Ethics @ Work: Ending corruption in India

If an anti-corruption prosecution agency is outside the government, how can it be held accountable to the public, or to anybody?

Anna Hazare 311 (photo credit: REUTERS)
Anna Hazare 311
(photo credit: REUTERS)
Almost two weeks ago Indian activist Anna Hazare began a hunger strike as part of the battle against corruption in India. Hazare’s position, as well as the opposing position of many of his erstwhile allies, illustrate the dilemmas involved in fighting corruption within a democratic society.
There is no dispute that corruption in India is a serious and endemic problem, one that touches the life of individual Indians on a daily basis and also endangers the progress of the Indian economy as a whole. India has also been the site of popular disgust with and activism against the phenomenon, including some innovative ones such as the "zero rupee note", of which over a million have been distributed to be delivered in protest to petty functionaries who demand bribes for their services.
The public backlash has made itself felt in the political echelon, and India’s current government has proposed the creation of a special anti-corruption agency, to be designated “Lokpal” (often rendered as “ombudsman”). But Hazare and his allies feel that the current bill will create a weak and ineffective agency which will shelter rather than battle corruption.
The version they are fighting and fasting for would give the new agency very broad powers, including the power to initiate prosecution and police-like investigatory powers. But many Indians, including other anti-corruption activists, are wary of such a super-agency that would in many aspects be beyond the ordinary checks and balances of India’s democracy.
This dispute illustrates a very common dilemma in the fight against corruption, one we have written about often in the Israeli context. Corruption has been defined (by Transparency International) as “the misuse of public power for private gain.”
To the extent that the government itself is abusing its power, it is fair to ask how the government itself can police corruption. But if the investigating and prosecution agency is outside the government, how can it be held accountable to the public, or to anybody? As a far from extreme example, we could consider the United States Federal Bureau of Investigation under Director J. Edgar Hoover. The FBI had such broad powers that Hoover was able to further exploit them to make the agency virtually immune from public oversight.
The Israeli system adopts a fairly effective compromise: the Comptroller’s Office, which has broad powers to investigate wrongdoing but no power to prosecute it. (The Comptroller’s office is itself often referred to as an ombudsman.)
Formally the government and the prosecution are free to ignore the recommendations and findings of the comptroller, so accountability remains. But to the extent the findings are credible immense political pressure will be brought to bear to sanction wrongdoers.

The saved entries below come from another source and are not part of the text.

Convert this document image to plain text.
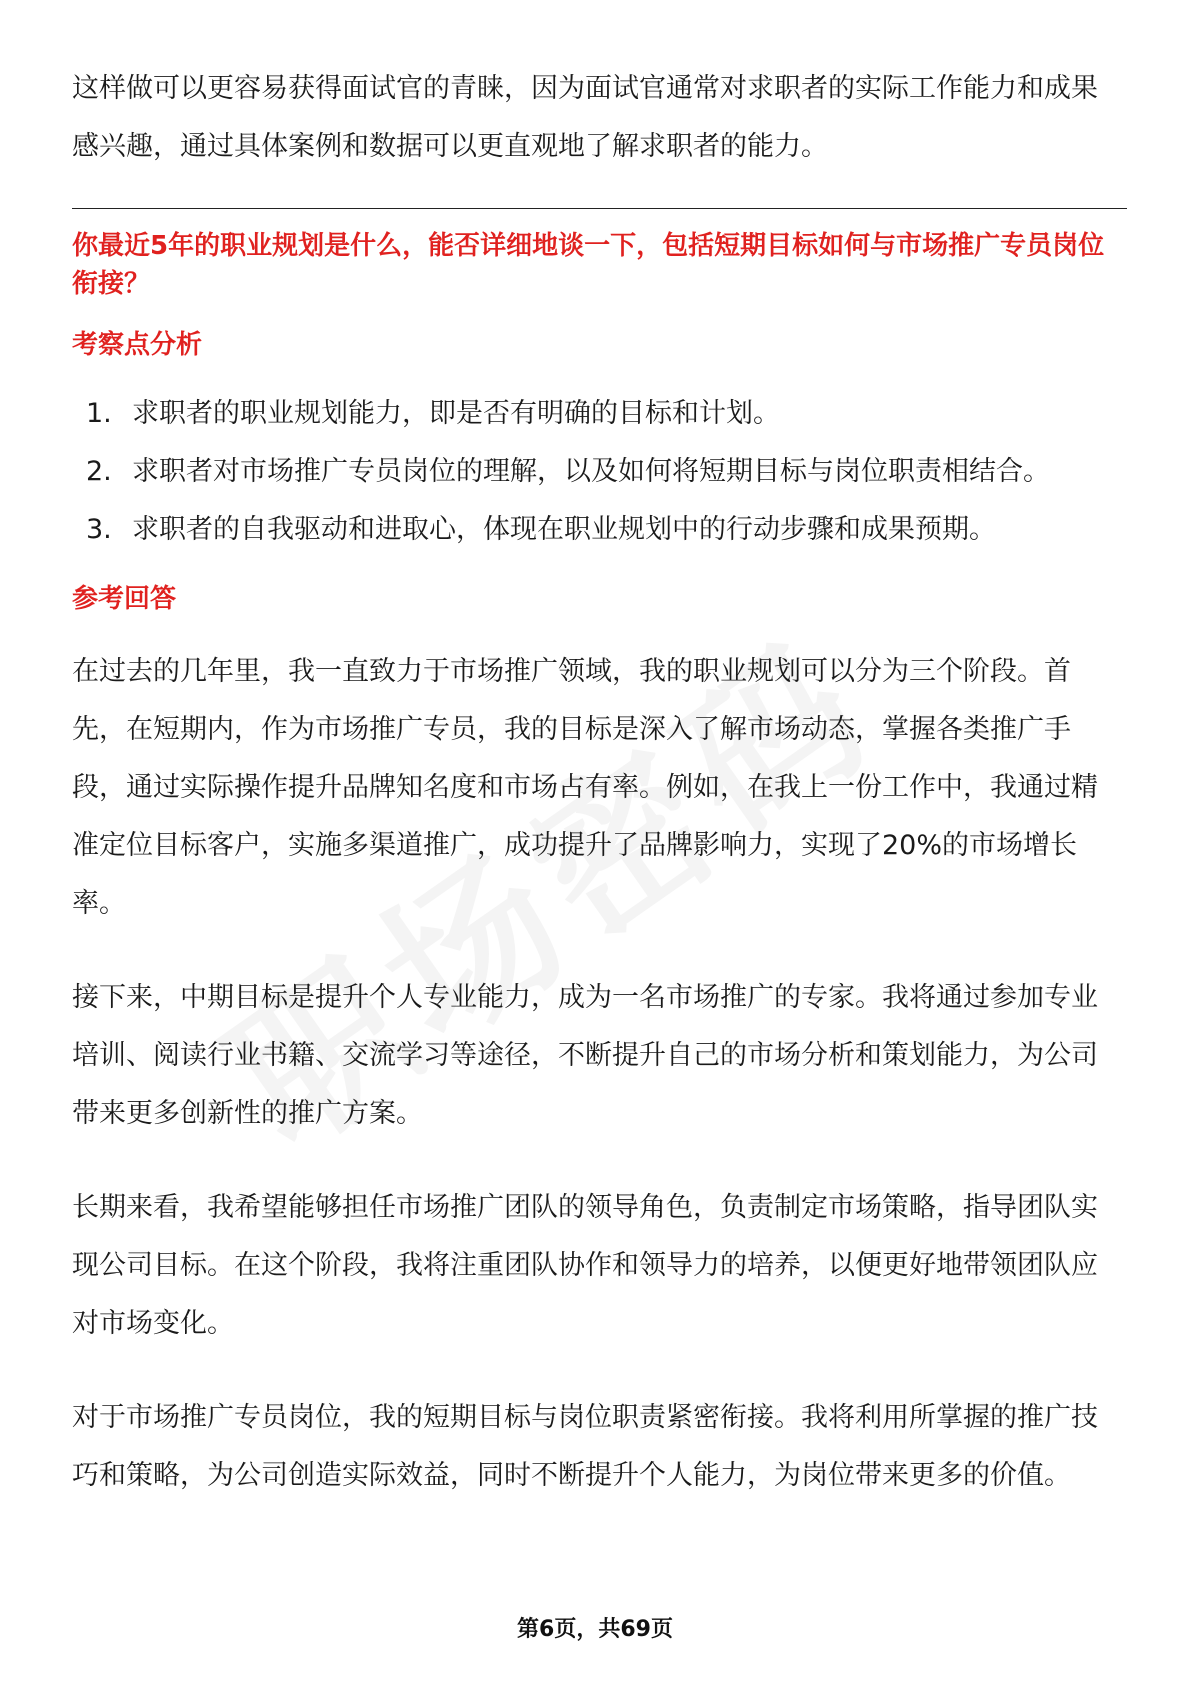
这样做可以更容易获得面试官的青睐，因为面试官通常对求职者的实际工作能力和成果感兴趣，通过具体案例和数据可以更直观地了解求职者的能力。

你最近5年的职业规划是什么，能否详细地谈一下，包括短期目标如何与市场推广专员岗位衔接？
考察点分析
1. 求职者的职业规划能力，即是否有明确的目标和计划。
2. 求职者对市场推广专员岗位的理解，以及如何将短期目标与岗位职责相结合。
3. 求职者的自我驱动和进取心，体现在职业规划中的行动步骤和成果预期。
参考回答

在过去的几年里，我一直致力于市场推广领域，我的职业规划可以分为三个阶段。首先，在短期内，作为市场推广专员，我的目标是深入了解市场动态，掌握各类推广手段，通过实际操作提升品牌知名度和市场占有率。例如，在我上一份工作中，我通过精准定位目标客户，实施多渠道推广，成功提升了品牌影响力，实现了20%的市场增长率。

接下来，中期目标是提升个人专业能力，成为一名市场推广的专家。我将通过参加专业培训、阅读行业书籍、交流学习等途径，不断提升自己的市场分析和策划能力，为公司带来更多创新性的推广方案。

长期来看，我希望能够担任市场推广团队的领导角色，负责制定市场策略，指导团队实现公司目标。在这个阶段，我将注重团队协作和领导力的培养，以便更好地带领团队应对市场变化。

对于市场推广专员岗位，我的短期目标与岗位职责紧密衔接。我将利用所掌握的推广技巧和策略，为公司创造实际效益，同时不断提升个人能力，为岗位带来更多的价值。

第6页，共69页
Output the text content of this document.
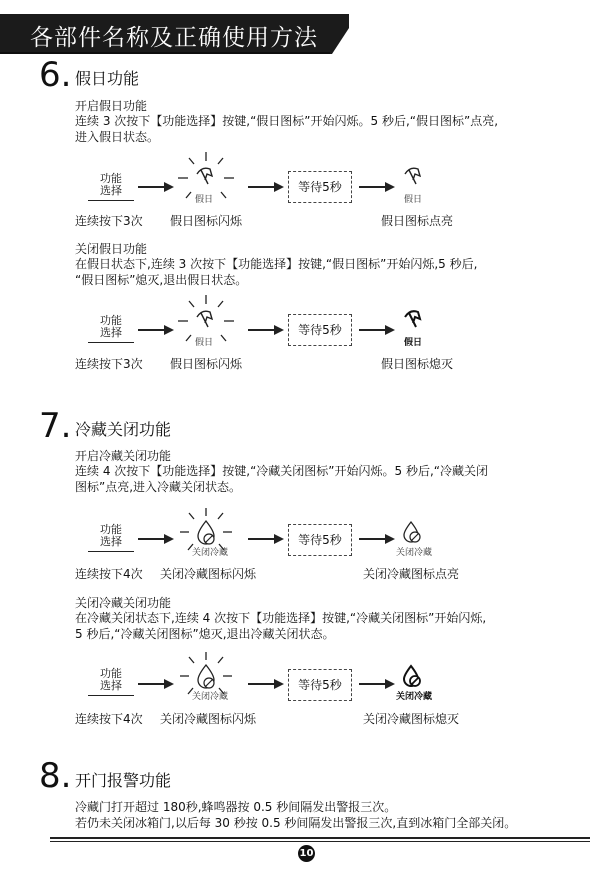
各部件名称及正确使用方法
6. 假日功能
开启假日功能
连续 3 次按下【功能选择】按键,“假日图标”开始闪烁。5 秒后,“假日图标”点亮,
进入假日状态。
功能
选择
假日
等待5秒
假日
连续按下3次 假日图标闪烁	假日图标点亮
关闭假日功能
在假日状态下,连续 3 次按下【功能选择】按键,“假日图标”开始闪烁,5 秒后,
“假日图标”熄灭,退出假日状态。
功能
选择
假日
等待5秒
假日
连续按下3次 假日图标闪烁	假日图标熄灭
7. 冷藏关闭功能
开启冷藏关闭功能
连续 4 次按下【功能选择】按键,“冷藏关闭图标”开始闪烁。5 秒后,“冷藏关闭
图标”点亮,进入冷藏关闭状态。
功能
选择
关闭冷藏
等待5秒
关闭冷藏
连续按下4次 关闭冷藏图标闪烁	关闭冷藏图标点亮
关闭冷藏关闭功能
在冷藏关闭状态下,连续 4 次按下【功能选择】按键,“冷藏关闭图标”开始闪烁,
5 秒后,“冷藏关闭图标”熄灭,退出冷藏关闭状态。
功能
选择
关闭冷藏
等待5秒
关闭冷藏
连续按下4次 关闭冷藏图标闪烁	关闭冷藏图标熄灭
8. 开门报警功能
冷藏门打开超过 180秒,蜂鸣器按 0.5 秒间隔发出警报三次。
若仍未关闭冰箱门,以后每 30 秒按 0.5 秒间隔发出警报三次,直到冰箱门全部关闭。
10
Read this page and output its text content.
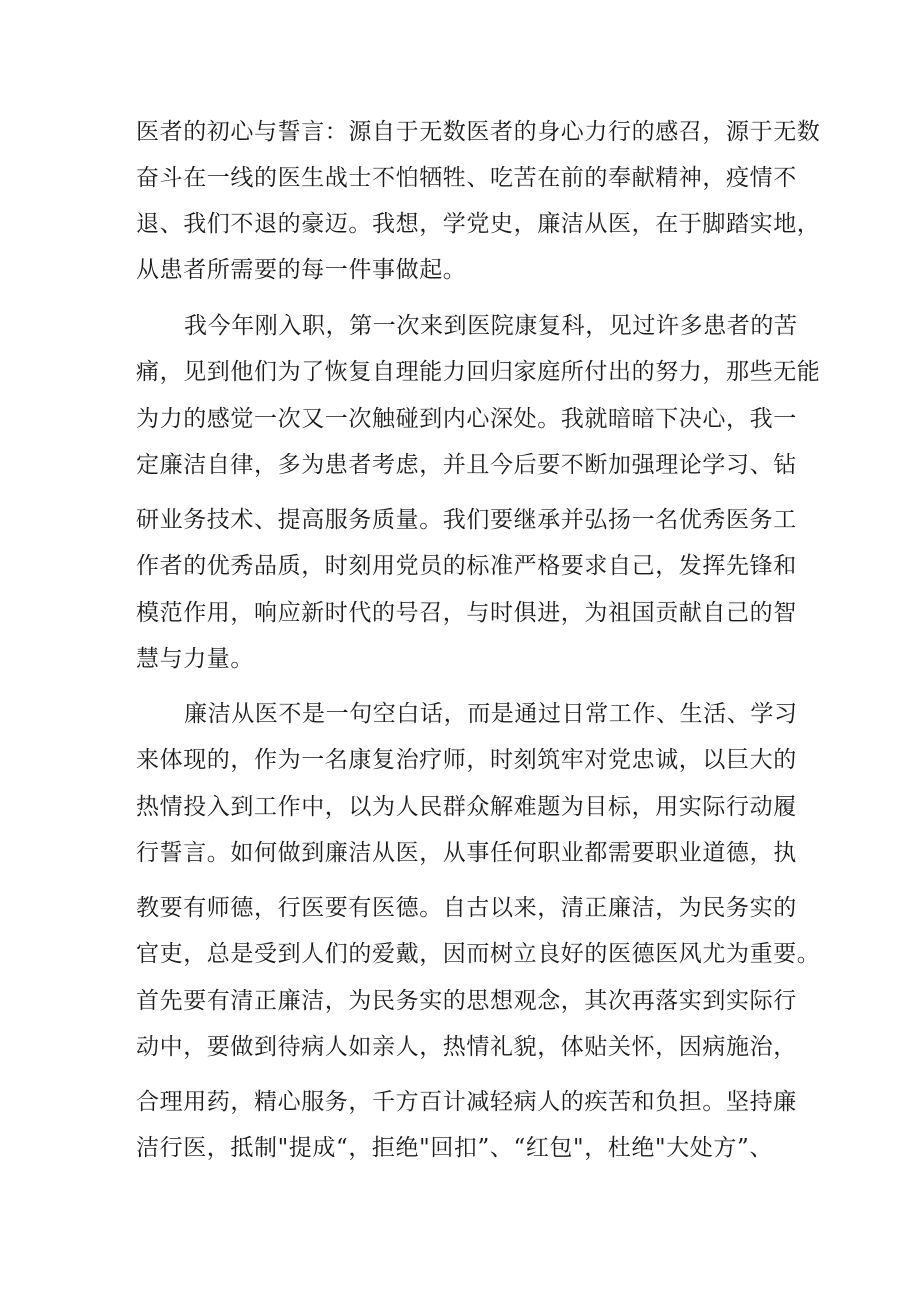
医者的初心与誓言：源自于无数医者的身心力行的感召，源于无数
奋斗在一线的医生战士不怕牺牲、吃苦在前的奉献精神，疫情不
退、我们不退的豪迈。我想，学党史，廉洁从医，在于脚踏实地，
从患者所需要的每一件事做起。
我今年刚入职，第一次来到医院康复科，见过许多患者的苦
痛，见到他们为了恢复自理能力回归家庭所付出的努力，那些无能
为力的感觉一次又一次触碰到内心深处。我就暗暗下决心，我一
定廉洁自律，多为患者考虑，并且今后要不断加强理论学习、钻
研业务技术、提高服务质量。我们要继承并弘扬一名优秀医务工
作者的优秀品质，时刻用党员的标准严格要求自己，发挥先锋和
模范作用，响应新时代的号召，与时俱进，为祖国贡献自己的智
慧与力量。
廉洁从医不是一句空白话，而是通过日常工作、生活、学习
来体现的，作为一名康复治疗师，时刻筑牢对党忠诚，以巨大的
热情投入到工作中，以为人民群众解难题为目标，用实际行动履
行誓言。如何做到廉洁从医，从事任何职业都需要职业道德，执
教要有师德，行医要有医德。自古以来，清正廉洁，为民务实的
官吏，总是受到人们的爱戴，因而树立良好的医德医风尤为重要。
首先要有清正廉洁，为民务实的思想观念，其次再落实到实际行
动中，要做到待病人如亲人，热情礼貌，体贴关怀，因病施治，
合理用药，精心服务，千方百计减轻病人的疾苦和负担。坚持廉
洁行医，抵制"提成“，拒绝"回扣”、“红包"，杜绝"大处方”、
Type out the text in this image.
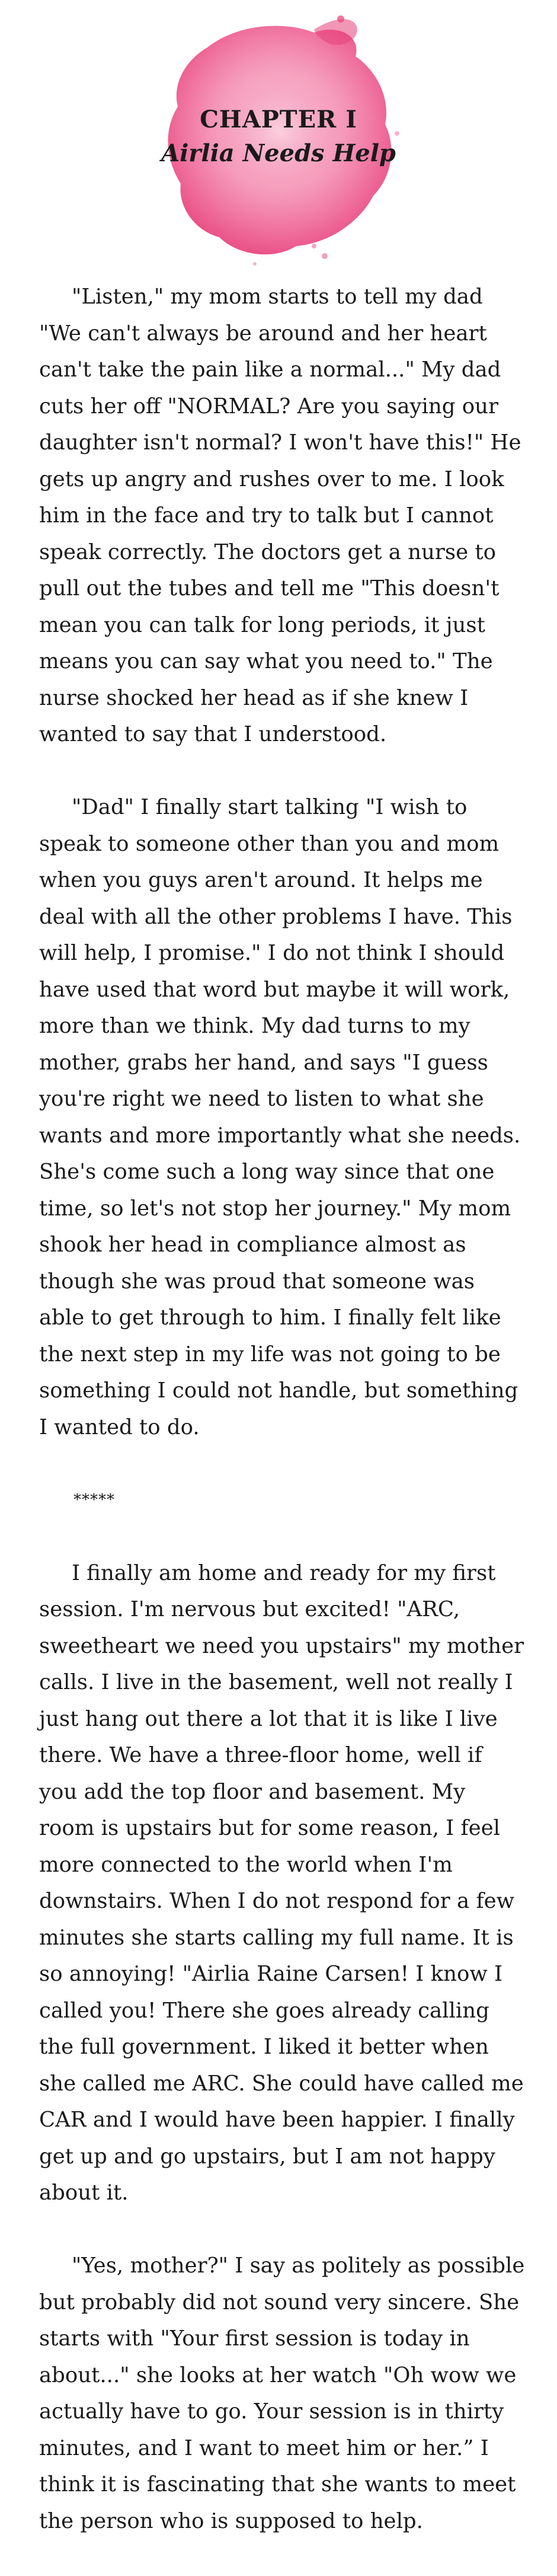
CHAPTER I
Airlia Needs Help

"Listen," my mom starts to tell my dad "We can't always be around and her heart can't take the pain like a normal..." My dad cuts her off "NORMAL? Are you saying our daughter isn't normal? I won't have this!" He gets up angry and rushes over to me. I look him in the face and try to talk but I cannot speak correctly. The doctors get a nurse to pull out the tubes and tell me "This doesn't mean you can talk for long periods, it just means you can say what you need to." The nurse shocked her head as if she knew I wanted to say that I understood.

"Dad" I finally start talking "I wish to speak to someone other than you and mom when you guys aren't around. It helps me deal with all the other problems I have. This will help, I promise." I do not think I should have used that word but maybe it will work, more than we think. My dad turns to my mother, grabs her hand, and says "I guess you're right we need to listen to what she wants and more importantly what she needs. She's come such a long way since that one time, so let's not stop her journey." My mom shook her head in compliance almost as though she was proud that someone was able to get through to him. I finally felt like the next step in my life was not going to be something I could not handle, but something I wanted to do.

*****

I finally am home and ready for my first session. I'm nervous but excited! "ARC, sweetheart we need you upstairs" my mother calls. I live in the basement, well not really I just hang out there a lot that it is like I live there. We have a three-floor home, well if you add the top floor and basement. My room is upstairs but for some reason, I feel more connected to the world when I'm downstairs. When I do not respond for a few minutes she starts calling my full name. It is so annoying! "Airlia Raine Carsen! I know I called you! There she goes already calling the full government. I liked it better when she called me ARC. She could have called me CAR and I would have been happier. I finally get up and go upstairs, but I am not happy about it.

"Yes, mother?" I say as politely as possible but probably did not sound very sincere. She starts with "Your first session is today in about..." she looks at her watch "Oh wow we actually have to go. Your session is in thirty minutes, and I want to meet him or her.” I think it is fascinating that she wants to meet the person who is supposed to help.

Based on what is being reported in the major news outlets, the kind of agency Mr. Hazare insists on would be far more similar to the Hoover-era FBI than the Israeli Comptroller’s office. In fact, the bill he supports would actually move the anti-corruption wing of India’s Central Bureau of Investigation to the new agency. And the FBI was never granted the power to impose penalties directly, a power the Hazare bill would partially grant the new agency.
The burden of corruption in India is great and ancient, and the desire to see a powerful and sweeping reform is understandable. But creating a new and powerful entity that is beyond the accountability of the democratic process seems to be even more dangerous.
Experience teaches that such entities tend to act to leverage and augment their powers and ultimately indulge in their own corruption, which is even harder to root out than the petty corruption they were created to fight.